A woman artist grappling with the uber-macho milieu of the Abstract Expressionists in New York in the 1950s, Joan Mitchell more than held her own—in the studio as well as at the bar. In the midst of those hard- driving, heavy drinking days, she managed to develop a style of gestural abstraction that is as muscular and ambitious as anything her peers turned out. By the end of the decade, Mitchell (1925-1992) had established her reputation and relocated to France, where her compositions of lush color and vibrant brushwork further evolved toward a distinctive luminosity and a dynamic rhythmic beat.
This lively New York gallery show, “Joan Mitchell: At the Harbor and in the Grande Vallée," coincides with a major Joan Mitchell retrospective currently on view at the Museum Ludwig in Cologne (through February 21, 2016). Full disclosure: I was one of the editors of the catalogue related to the New York exhibition, set to be launched at this year's Art Basel Miami. Curated by scholar Jeffrey D. Grove, the show features eight major canvases representative of two important groups of works.
The first group, a 1950s collection of raw and visceral compositions, demonstrates the painterly chops with which Mitchell built her reputation.

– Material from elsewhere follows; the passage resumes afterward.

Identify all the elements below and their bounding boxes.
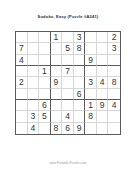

The second, later series from the 1980s, features the dazzling canvases known as La Grande Vallée paintings, referencing an imaginative and mystical landscape. Some of the most captivating works here are rather personal visual statements, often dedicated to friends, such as La Grande Vallée XIX Yves (1984), with calligraphic slashes of bright red and chartreuse pulsating against a blue and green ground.